Keempat lembaga tersebut diwadahi dalam Komite Stabilitas Sistem Keuangan (KKSK) dan pimpinan keempat lembaga tersebut menjadi anggota KKSK. KKSK menyelenggarakan pencegahan dan penanganan krisis sistem keuangan untuk melaksanakan kepentingan dan ketahanan perekonomian nasional.

Ironisnya, meski LPS disebutkan paling banyak dalam UU ini, yaitu sebanyak 134 kali (bandingkan dengan OJK sebanyak 58 kali dan BI sebanyak 34 kali), Ketua Dewan Komisioner LPS hanya sebagai anggota KKSK tanpa hak suara (Pasal 4 Ayat 3 Huruf d UU PPKSK).

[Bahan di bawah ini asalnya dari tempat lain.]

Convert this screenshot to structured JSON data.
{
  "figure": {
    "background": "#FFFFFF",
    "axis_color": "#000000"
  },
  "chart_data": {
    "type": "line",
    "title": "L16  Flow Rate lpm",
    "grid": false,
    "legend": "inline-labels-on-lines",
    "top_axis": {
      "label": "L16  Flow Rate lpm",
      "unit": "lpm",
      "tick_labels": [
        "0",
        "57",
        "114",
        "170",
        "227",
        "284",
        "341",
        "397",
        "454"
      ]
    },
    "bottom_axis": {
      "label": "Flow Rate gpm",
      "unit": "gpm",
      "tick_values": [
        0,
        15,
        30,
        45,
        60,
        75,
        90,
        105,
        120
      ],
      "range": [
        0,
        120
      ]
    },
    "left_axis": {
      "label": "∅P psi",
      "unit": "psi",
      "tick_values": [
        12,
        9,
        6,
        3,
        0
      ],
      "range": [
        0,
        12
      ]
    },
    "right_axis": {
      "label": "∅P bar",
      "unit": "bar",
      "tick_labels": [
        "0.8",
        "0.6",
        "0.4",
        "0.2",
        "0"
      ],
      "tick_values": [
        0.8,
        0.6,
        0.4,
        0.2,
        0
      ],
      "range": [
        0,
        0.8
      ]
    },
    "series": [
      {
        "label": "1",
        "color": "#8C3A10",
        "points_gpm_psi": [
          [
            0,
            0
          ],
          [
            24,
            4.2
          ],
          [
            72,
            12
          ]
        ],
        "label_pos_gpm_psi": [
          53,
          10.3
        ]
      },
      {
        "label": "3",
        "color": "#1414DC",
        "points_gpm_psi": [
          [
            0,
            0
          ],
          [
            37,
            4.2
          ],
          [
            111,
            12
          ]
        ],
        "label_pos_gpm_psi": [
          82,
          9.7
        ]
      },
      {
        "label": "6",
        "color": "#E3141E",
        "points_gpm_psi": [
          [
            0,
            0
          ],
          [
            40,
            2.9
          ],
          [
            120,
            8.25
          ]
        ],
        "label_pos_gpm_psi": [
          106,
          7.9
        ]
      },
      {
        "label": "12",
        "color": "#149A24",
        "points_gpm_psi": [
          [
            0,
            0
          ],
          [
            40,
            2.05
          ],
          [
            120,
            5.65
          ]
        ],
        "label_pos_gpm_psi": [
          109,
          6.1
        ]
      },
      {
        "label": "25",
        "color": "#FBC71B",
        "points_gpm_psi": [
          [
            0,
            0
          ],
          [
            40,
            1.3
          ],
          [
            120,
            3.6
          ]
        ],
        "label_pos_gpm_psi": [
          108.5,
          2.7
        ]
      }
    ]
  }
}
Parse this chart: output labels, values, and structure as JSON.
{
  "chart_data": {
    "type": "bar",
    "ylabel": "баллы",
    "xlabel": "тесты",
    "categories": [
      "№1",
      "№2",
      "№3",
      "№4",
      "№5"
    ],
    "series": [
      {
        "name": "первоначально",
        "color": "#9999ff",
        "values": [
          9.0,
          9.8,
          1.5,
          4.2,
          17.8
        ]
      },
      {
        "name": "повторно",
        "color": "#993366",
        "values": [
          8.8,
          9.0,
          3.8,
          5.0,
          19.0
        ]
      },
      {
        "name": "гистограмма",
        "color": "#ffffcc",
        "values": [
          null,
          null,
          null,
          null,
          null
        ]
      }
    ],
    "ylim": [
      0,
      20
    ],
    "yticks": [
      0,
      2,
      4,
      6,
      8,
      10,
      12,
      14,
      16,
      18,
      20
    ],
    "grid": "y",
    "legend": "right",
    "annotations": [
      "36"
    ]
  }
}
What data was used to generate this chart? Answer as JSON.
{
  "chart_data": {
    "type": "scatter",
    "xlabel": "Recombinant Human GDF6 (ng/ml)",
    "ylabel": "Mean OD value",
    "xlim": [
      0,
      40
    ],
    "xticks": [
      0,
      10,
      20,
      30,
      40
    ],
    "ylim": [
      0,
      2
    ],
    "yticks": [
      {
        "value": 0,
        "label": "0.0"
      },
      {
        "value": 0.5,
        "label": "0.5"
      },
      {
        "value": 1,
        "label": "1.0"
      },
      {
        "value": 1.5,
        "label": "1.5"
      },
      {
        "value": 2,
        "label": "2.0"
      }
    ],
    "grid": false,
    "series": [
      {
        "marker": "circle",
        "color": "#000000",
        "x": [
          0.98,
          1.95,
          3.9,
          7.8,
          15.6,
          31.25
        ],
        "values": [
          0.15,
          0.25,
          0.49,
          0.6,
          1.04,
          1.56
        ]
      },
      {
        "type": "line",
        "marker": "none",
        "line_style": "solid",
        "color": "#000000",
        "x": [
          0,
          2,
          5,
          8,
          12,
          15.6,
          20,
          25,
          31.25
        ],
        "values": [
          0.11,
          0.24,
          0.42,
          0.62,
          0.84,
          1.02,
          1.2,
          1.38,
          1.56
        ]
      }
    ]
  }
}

Melihat peranan yang begitu berat dan strategis, terlihat dari penyebutannya sebanyak 134 kali dalam UU ini, sangatlah jelas bahwa LPS bukan sebagai lembaga pelengkap penderita, meski sering dipelesetkan menjadi Lembaga Penangan Segala (LPS).

Suahasil Nazara, Kepala Badan Kebijakan Fiskal Kementerian Keuangan, mengemukakan bahwa titik berat UU ini terletak pada pencegahan dan penanganan permasalahan bank sistemik dan sebagai bagian penting dari sistem keuangan yang didasarkan pada dua pertimbangan utama. Pertama, permasalahan bank sistemik dapat menyebabkan gagalnya sistem pembayaran yang mengakibatkan tidak berfungsinya sistem keuangan secara efektif dan berdampak langsung pada jalannya roda perekonomian. Kedua, sebagian besar dana masyarakat saat ini dikelola sektor perbankan, khususnya bank sistemik. Untuk itu, perlu dijaga keberlangsungan fungsi dan layanan utama bank dari kemungkinan kegagalan.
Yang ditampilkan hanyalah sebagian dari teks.